Un fraude monumental

Los orígenes

  En menos de un siglo, exactamente entre 1180 y 1270, se alzaron en Francia dieciocho catedrales, seguidas luego por decenas de catedrales inglesas, centroeuropeas y españolas. Fue una explosión que, en cien años mal contados, definió para siempre la identidad monumental y artística de Europa, dado que no se dio otro estilo de semejante extensión (aunque luego matizaremos este juicio) hasta el llamado “movimiento moderno”, ya en el siglo XX.

  Sin embargo, a partir del siglo XV el gótico francés fue dejando lugar al llamado estilo italiano o clasicista hasta que, de hecho, éste lo sustituyó como modelo de toda grandeza y esplendor arquitectónico. La monumentalidad renacentista, sin embargo, no tuvo ni la homogeneidad del gótico, ni su extensión, pero eso no impidió que la mirada universitaria, académica o simplemente culta de aquellos años, se dirigiera hacia la novedad artística italiana y fuera borrando de la memoria, poco a poco, la entera naturaleza del gótico francés hasta olvidarlo por completo.
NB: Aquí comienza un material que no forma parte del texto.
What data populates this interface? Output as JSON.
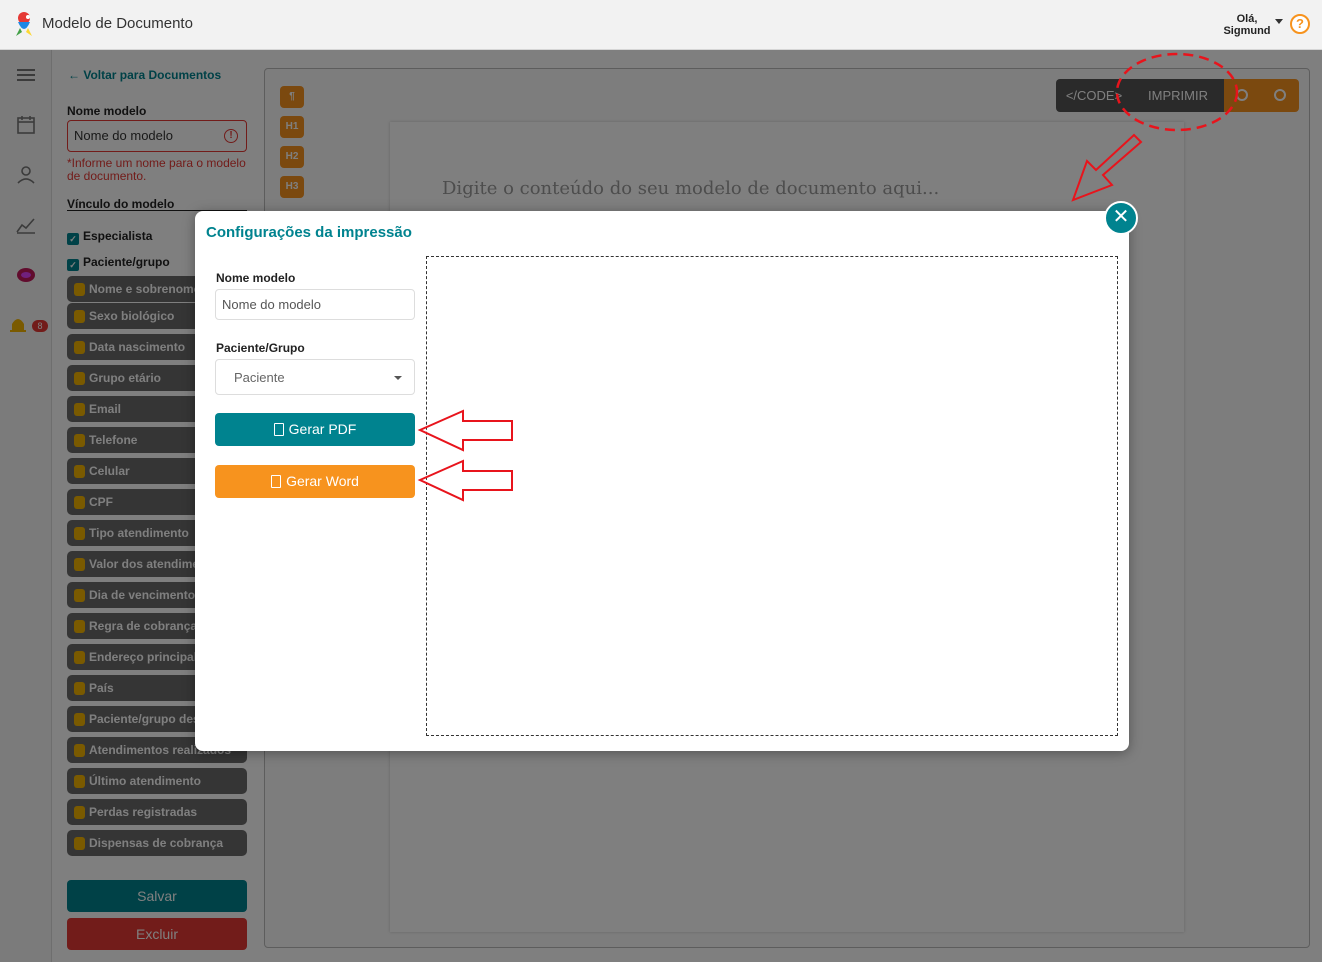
{
  "header": {
    "app_title": "Modelo de Documento",
    "greeting": "Olá,",
    "user_name": "Sigmund",
    "help_glyph": "?"
  },
  "rail": {
    "icons": [
      "menu-icon",
      "calendar-icon",
      "user-icon",
      "chart-icon",
      "brain-icon",
      "bell-icon"
    ],
    "bell_badge": "8"
  },
  "panel": {
    "back_label": "Voltar para Documentos",
    "name_label": "Nome modelo",
    "name_placeholder": "Nome do modelo",
    "name_error": "*Informe um nome para o modelo de documento.",
    "link_label": "Vínculo do modelo",
    "checkboxes": [
      {
        "label": "Especialista",
        "checked": true
      },
      {
        "label": "Paciente/grupo",
        "checked": true
      }
    ],
    "chips": [
      "Nome e sobrenome",
      "Sexo biológico",
      "Data nascimento",
      "Grupo etário",
      "Email",
      "Telefone",
      "Celular",
      "CPF",
      "Tipo atendimento",
      "Valor dos atendimentos",
      "Dia de vencimentos",
      "Regra de cobrança",
      "Endereço principal",
      "País",
      "Paciente/grupo desde",
      "Atendimentos realizados",
      "Último atendimento",
      "Perdas registradas",
      "Dispensas de cobrança"
    ],
    "save_label": "Salvar",
    "delete_label": "Excluir"
  },
  "editor": {
    "tools": [
      "¶",
      "H1",
      "H2",
      "H3"
    ],
    "code_label": "</CODE>",
    "print_label": "IMPRIMIR",
    "placeholder": "Digite o conteúdo do seu modelo de documento aqui..."
  },
  "modal": {
    "title": "Configurações da impressão",
    "close_glyph": "✕",
    "name_label": "Nome modelo",
    "name_placeholder": "Nome do modelo",
    "patient_label": "Paciente/Grupo",
    "patient_value": "Paciente",
    "pdf_label": "Gerar PDF",
    "word_label": "Gerar Word"
  },
  "colors": {
    "teal": "#00838f",
    "orange": "#f7931e",
    "error_red": "#e53935",
    "annotation_red": "#e8141c"
  }
}
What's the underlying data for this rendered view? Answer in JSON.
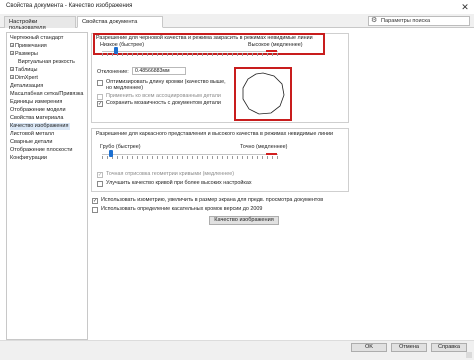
{
  "window": {
    "title": "Свойства документа - Качество изображения",
    "close_glyph": "✕"
  },
  "tabs": [
    {
      "label": "Настройки пользователя"
    },
    {
      "label": "Свойства документа"
    }
  ],
  "search": {
    "placeholder": "Параметры поиска"
  },
  "tree": [
    {
      "label": "Чертежный стандарт",
      "expander": ""
    },
    {
      "label": "Примечания",
      "expander": "+"
    },
    {
      "label": "Размеры",
      "expander": "+"
    },
    {
      "label": "Виртуальная резкость",
      "expander": ""
    },
    {
      "label": "Таблицы",
      "expander": "+"
    },
    {
      "label": "DimXpert",
      "expander": "+"
    },
    {
      "label": "Детализация",
      "expander": ""
    },
    {
      "label": "Масштабная сетка/Привязка",
      "expander": ""
    },
    {
      "label": "Единицы измерения",
      "expander": ""
    },
    {
      "label": "Отображение модели",
      "expander": ""
    },
    {
      "label": "Свойства материала",
      "expander": ""
    },
    {
      "label": "Качество изображения",
      "expander": ""
    },
    {
      "label": "Листовой металл",
      "expander": ""
    },
    {
      "label": "Сварные детали",
      "expander": ""
    },
    {
      "label": "Отображение плоскости",
      "expander": ""
    },
    {
      "label": "Конфигурации",
      "expander": ""
    }
  ],
  "shaded": {
    "heading": "Разрешение для черновой качества и режима закрасить в режимах невидимые линии",
    "low_label": "Низкое (быстрее)",
    "high_label": "Высокое (медленнее)",
    "deviation_label": "Отклонение:",
    "deviation_value": "0.48566883мм",
    "optimize_label": "Оптимизировать длину кромки (качество выше, но медленнее)",
    "apply_all_label": "Применить ко всем ассоциированным детали",
    "save_mosaic_label": "Сохранить мозаичность с документом детали"
  },
  "wireframe": {
    "heading": "Разрешение для каркасного представления и высокого качества в режимах невидимые линии",
    "rough_label": "Грубо (быстрее)",
    "precise_label": "Точно (медленнее)",
    "precise_render_label": "Точная отрисовка геометрии кривыми (медленнее)",
    "improve_curve_label": "Улучшить качество кривой при более высоких настройках"
  },
  "options": {
    "isometric_label": "Использовать изометрию, увеличить в размер экрана для предв. просмотра документов",
    "tangent_label": "Использовать определение касательных кромок версии до 2009",
    "image_quality_button": "Качество изображения"
  },
  "footer": {
    "ok": "OK",
    "cancel": "Отмена",
    "help": "Справка"
  },
  "states": {
    "shaded_slider_fraction": 0.08,
    "wire_slider_fraction": 0.05,
    "optimize_checked": false,
    "apply_all_checked": false,
    "save_mosaic_checked": true,
    "precise_render_checked": true,
    "improve_curve_checked": false,
    "isometric_checked": true,
    "tangent_checked": false
  },
  "colors": {
    "slider_thumb": "#1b6fd1",
    "highlight_red": "#c81d1d"
  }
}
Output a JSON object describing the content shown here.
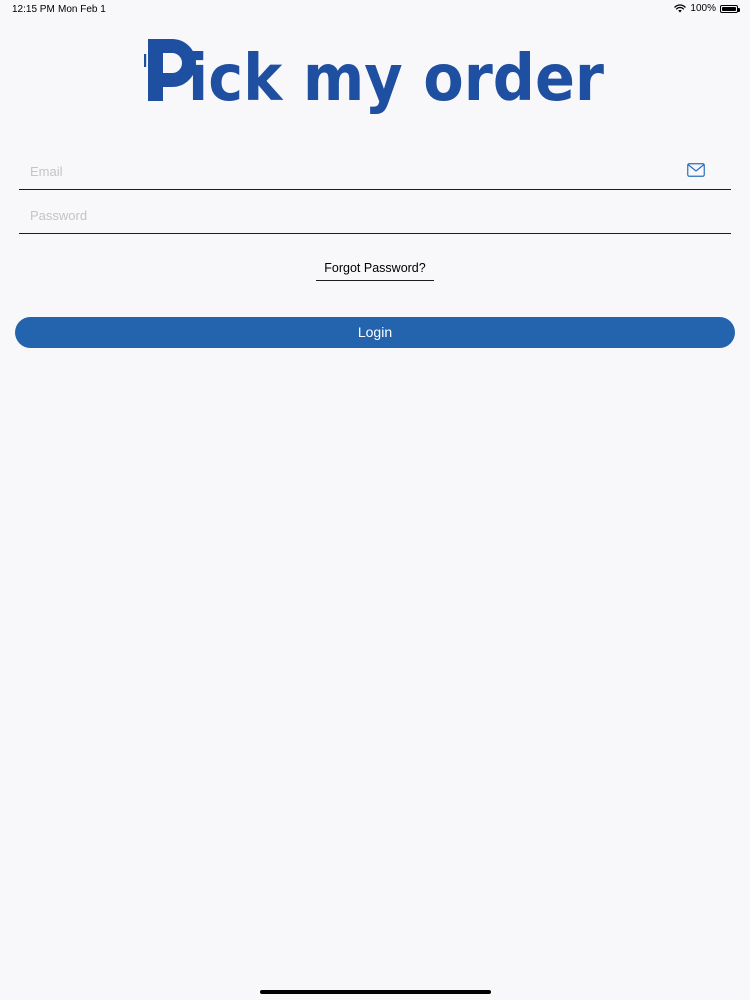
{
  "status_bar": {
    "time": "12:15 PM",
    "date": "Mon Feb 1",
    "battery": "100%",
    "battery_level": 1.0
  },
  "logo": {
    "text": "Pick my order",
    "color": "#1f4fa0"
  },
  "email_field": {
    "placeholder": "Email",
    "value": "",
    "icon": "mail-icon"
  },
  "password_field": {
    "placeholder": "Password",
    "value": ""
  },
  "forgot_password": {
    "label": "Forgot Password?"
  },
  "login_button": {
    "label": "Login",
    "color": "#2463ae"
  }
}
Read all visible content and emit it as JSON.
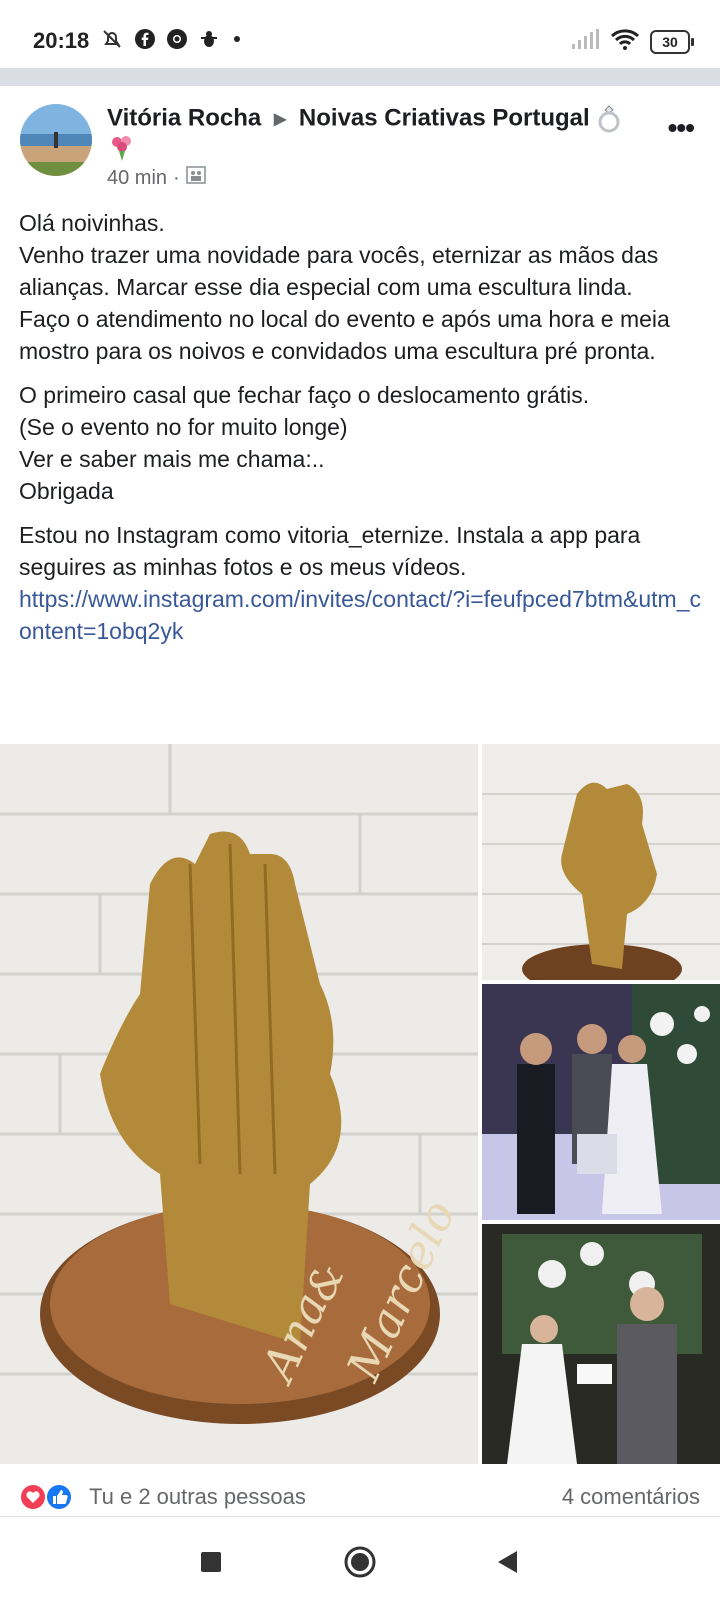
{
  "status_bar": {
    "time": "20:18",
    "left_icons": [
      "alarm-off-icon",
      "facebook-icon",
      "chrome-icon",
      "bug-icon",
      "dot-icon"
    ],
    "right_icons": [
      "signal-icon",
      "wifi-icon"
    ],
    "battery": "30"
  },
  "post": {
    "author": "Vitória Rocha",
    "group": "Noivas Criativas Portugal",
    "time": "40 min",
    "privacy_icon": "group-icon",
    "paragraphs": [
      [
        "Olá noivinhas.",
        "Venho trazer uma novidade para vocês, eternizar as mãos das alianças. Marcar esse dia especial com uma escultura linda.",
        "Faço o atendimento no local do evento e após uma hora e meia mostro para os noivos e convidados uma escultura pré pronta."
      ],
      [
        "O primeiro casal que fechar faço o deslocamento grátis.",
        "(Se o evento no for muito longe)",
        "Ver e saber mais me chama:..",
        "Obrigada"
      ],
      [
        "Estou no Instagram como vitoria_eternize. Instala a app para seguires as minhas fotos e os meus vídeos."
      ]
    ],
    "link": "https://www.instagram.com/invites/contact/?i=feufpced7btm&utm_content=1obq2yk",
    "photos": {
      "main_engraving": [
        "Ana",
        "&",
        "Marcelo"
      ]
    }
  },
  "reactions": {
    "icons": [
      "love-reaction-icon",
      "like-reaction-icon"
    ],
    "text": "Tu e 2 outras pessoas",
    "comments": "4 comentários"
  },
  "nav": {
    "icons": [
      "recents-square-icon",
      "home-circle-icon",
      "back-triangle-icon"
    ]
  }
}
  Para cuando llegamos al siglo XIX, el estilo gótico originario, el que nació en la Isla de Francia, había desaparecido de la memoria popular tan por completo que una personalidad con la sabiduría y los conocimientos culturales de Schopenhauer podía escribir en 1818:

(El estilo gótico) es de origen sarraceno y fue exportado por los godos de España al resto de Europa. (Schopenhauer, p.1151). 

  Enseguida ampliaremos esta curiosa visión del gótico como algo exótico, extraño, venido de oriente, una invasión que causa temor, que se impone como una selva oscura y amenazadora. En aquel momento de 1818, y durante los trescientos años anteriores, es decir, desde el Renacimiento, el estilo gótico había sido considerado cosa de gente bárbara, de godos, vándalos y alanos, y se lo juzgaba como una presencia abominable frente a la armoniosa perfección clásica importada de Italia. 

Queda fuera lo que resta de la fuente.